The Cecropian awoke like the unfolding of a gigantic and hideous flower. Six jointed limbs stretched luxuriantly away from the dark-red body, while the yellow horns opened and the long antennas unfurled like delicate ferns.

“No problems?” The pheromones generated by Atvar H’sial were a statement more than a question. The Cecropian lifted her white, eyeless head and scanned around her.

“Nothing you want to hear about. We’re out of the Anfract.” Nenda sniffed noisily and headed at once for the sleeping quarters. They were designed for a Chism Polypheme, a nine-foot tall corkscrew with helical symmetry; even so, they should be a lot better than the pilot’s chair. “Don’t bother waking me for the Bose jumps,” he said over his shoulder. “Just let me know when we get to the Mandel system.”

That might take a day, or it might take a month. Louis felt ready for something nicely in between — say, four or five days of sleep — when he collapsed onto the bunk. He tried to shape his body to the awkward spiral padding.

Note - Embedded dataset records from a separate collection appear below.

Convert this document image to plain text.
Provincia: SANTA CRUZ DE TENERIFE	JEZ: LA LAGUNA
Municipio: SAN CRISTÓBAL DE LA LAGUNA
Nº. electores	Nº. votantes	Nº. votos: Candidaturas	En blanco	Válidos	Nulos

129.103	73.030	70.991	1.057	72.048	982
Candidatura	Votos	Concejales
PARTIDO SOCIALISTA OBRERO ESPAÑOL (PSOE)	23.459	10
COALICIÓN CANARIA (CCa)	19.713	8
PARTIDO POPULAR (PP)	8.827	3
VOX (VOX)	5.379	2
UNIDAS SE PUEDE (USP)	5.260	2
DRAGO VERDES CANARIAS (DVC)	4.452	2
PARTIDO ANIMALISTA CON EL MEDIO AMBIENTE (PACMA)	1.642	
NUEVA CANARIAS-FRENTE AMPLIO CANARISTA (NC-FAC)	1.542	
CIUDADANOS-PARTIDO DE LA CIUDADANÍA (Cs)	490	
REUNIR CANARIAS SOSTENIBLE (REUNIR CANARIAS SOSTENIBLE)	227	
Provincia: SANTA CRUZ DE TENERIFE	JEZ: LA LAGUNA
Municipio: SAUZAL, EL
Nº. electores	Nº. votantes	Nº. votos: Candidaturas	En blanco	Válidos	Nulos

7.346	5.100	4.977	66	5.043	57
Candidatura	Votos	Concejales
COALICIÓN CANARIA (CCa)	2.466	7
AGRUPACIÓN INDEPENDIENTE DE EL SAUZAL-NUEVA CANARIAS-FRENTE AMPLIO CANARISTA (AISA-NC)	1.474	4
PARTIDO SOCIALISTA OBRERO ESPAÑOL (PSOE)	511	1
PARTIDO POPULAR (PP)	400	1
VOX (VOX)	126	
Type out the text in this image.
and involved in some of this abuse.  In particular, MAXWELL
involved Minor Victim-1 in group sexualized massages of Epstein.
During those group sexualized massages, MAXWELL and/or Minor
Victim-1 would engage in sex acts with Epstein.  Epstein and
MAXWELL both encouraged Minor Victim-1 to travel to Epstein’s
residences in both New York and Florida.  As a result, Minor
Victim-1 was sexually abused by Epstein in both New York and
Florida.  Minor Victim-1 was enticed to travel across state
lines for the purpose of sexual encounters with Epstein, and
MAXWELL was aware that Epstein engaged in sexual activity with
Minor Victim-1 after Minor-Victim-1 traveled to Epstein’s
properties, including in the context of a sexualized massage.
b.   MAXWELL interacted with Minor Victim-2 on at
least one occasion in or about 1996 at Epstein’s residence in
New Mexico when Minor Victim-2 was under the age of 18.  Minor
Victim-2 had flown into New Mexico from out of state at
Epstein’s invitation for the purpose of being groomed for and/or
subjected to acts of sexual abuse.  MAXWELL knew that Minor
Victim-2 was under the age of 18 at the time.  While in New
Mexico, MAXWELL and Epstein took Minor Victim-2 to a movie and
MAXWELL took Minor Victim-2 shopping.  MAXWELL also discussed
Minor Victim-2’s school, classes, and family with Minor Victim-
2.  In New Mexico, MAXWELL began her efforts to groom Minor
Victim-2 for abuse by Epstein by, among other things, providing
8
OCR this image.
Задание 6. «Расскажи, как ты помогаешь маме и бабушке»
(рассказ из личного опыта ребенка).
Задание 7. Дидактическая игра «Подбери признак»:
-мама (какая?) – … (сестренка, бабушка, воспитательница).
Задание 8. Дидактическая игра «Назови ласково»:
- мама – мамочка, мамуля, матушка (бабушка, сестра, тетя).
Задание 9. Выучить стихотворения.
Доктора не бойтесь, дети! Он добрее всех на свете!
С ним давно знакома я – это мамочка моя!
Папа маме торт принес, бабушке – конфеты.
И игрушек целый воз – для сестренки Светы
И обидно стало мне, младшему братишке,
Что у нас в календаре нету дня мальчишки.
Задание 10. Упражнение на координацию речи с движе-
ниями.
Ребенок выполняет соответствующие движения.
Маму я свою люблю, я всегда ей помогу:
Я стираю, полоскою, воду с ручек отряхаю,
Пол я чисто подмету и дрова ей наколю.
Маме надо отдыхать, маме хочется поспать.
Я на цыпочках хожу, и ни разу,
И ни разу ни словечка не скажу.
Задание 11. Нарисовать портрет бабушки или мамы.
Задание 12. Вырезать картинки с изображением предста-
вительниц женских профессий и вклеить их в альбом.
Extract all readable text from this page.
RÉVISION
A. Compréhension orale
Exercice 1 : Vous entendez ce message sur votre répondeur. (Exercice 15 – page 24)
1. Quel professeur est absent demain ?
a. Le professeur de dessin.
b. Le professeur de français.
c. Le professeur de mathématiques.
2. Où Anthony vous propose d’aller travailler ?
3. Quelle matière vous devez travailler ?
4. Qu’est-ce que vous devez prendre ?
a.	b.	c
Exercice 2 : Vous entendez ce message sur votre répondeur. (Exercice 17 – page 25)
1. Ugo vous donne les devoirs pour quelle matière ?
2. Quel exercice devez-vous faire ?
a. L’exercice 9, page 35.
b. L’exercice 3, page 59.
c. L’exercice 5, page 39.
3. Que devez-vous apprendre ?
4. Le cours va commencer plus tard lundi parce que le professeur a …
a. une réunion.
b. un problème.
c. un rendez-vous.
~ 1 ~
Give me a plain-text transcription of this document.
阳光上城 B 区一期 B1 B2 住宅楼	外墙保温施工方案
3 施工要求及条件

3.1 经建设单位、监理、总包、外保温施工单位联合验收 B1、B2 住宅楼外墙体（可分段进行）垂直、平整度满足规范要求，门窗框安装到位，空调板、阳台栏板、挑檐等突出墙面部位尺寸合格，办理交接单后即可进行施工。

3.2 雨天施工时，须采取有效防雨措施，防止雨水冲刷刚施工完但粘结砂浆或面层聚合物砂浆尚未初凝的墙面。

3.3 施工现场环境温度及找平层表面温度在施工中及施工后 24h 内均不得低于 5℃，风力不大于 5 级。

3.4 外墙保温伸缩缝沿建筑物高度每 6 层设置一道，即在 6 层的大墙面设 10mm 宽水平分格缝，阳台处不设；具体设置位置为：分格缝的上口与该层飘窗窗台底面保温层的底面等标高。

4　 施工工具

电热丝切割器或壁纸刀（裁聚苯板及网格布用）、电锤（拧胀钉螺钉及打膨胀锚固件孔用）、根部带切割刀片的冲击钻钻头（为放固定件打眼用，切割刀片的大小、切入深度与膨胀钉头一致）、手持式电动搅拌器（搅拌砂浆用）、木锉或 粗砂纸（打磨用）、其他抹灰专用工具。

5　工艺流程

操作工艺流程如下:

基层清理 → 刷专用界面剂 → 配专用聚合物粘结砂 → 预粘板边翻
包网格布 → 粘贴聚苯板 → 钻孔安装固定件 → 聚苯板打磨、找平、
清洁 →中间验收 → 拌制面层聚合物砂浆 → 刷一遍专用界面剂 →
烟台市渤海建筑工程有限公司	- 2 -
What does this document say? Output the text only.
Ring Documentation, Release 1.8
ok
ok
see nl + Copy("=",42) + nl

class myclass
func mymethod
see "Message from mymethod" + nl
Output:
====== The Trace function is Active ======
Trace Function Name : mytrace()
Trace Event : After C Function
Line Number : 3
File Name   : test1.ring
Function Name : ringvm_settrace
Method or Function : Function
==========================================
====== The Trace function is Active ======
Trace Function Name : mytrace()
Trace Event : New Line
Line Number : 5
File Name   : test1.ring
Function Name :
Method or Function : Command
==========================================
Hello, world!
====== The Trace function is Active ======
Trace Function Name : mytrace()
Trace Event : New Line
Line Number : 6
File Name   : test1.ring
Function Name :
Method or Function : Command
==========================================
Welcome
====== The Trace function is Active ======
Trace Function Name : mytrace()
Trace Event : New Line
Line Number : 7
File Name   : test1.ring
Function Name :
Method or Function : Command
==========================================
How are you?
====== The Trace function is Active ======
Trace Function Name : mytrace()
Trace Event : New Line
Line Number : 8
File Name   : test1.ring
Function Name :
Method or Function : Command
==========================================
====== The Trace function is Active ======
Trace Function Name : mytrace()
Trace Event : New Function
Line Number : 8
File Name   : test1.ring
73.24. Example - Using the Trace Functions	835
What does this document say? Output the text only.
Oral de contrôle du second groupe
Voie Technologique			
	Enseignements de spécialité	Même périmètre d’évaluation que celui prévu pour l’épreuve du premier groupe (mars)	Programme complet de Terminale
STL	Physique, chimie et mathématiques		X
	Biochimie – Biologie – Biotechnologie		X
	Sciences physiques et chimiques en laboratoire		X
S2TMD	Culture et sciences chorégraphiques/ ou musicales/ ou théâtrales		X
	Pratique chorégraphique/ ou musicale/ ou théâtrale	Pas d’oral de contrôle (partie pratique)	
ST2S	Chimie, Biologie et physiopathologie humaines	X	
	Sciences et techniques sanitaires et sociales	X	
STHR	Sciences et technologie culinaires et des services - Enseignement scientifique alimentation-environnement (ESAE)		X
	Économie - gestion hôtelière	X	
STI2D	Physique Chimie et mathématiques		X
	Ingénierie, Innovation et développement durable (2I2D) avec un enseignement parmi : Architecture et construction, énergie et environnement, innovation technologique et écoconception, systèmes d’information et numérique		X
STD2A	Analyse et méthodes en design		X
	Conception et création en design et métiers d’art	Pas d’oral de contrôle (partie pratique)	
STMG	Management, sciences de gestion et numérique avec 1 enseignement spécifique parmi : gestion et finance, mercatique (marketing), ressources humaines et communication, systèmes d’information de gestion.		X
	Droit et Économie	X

Everything depended on how tricky Atvar H’sial could get. The Torvil Anfract lay in remote Zardalu Communion territory, hundreds of light-years away from the Phemus Circle. Mandel’s stellar system was located within the Circle. The Have-it-all had been left near a gas-giant planet, Gargantua, that orbited Mandel. But linear distance was quite irrelevant. The Indulgence would negotiate a series of superluminal transitions, jumps through the nodes of the Bose Network. Travel time was a function of operator cunning, node loading, and energy budget.

Atvar H’sial could see nothing at all in human terms, but she had a remarkable power to visualize. Louis knew that when it came to manipulating the nonlinear connectors of the Bose geometry, she left him standing.

So he felt a strange mixture of pleasure and annoyance when, twelve hours later, she came to where he was still trying to fit his body — unsuccessfully — to a corkscrew shape, and announced: “I have a problem, Louis. I would welcome your counsel.”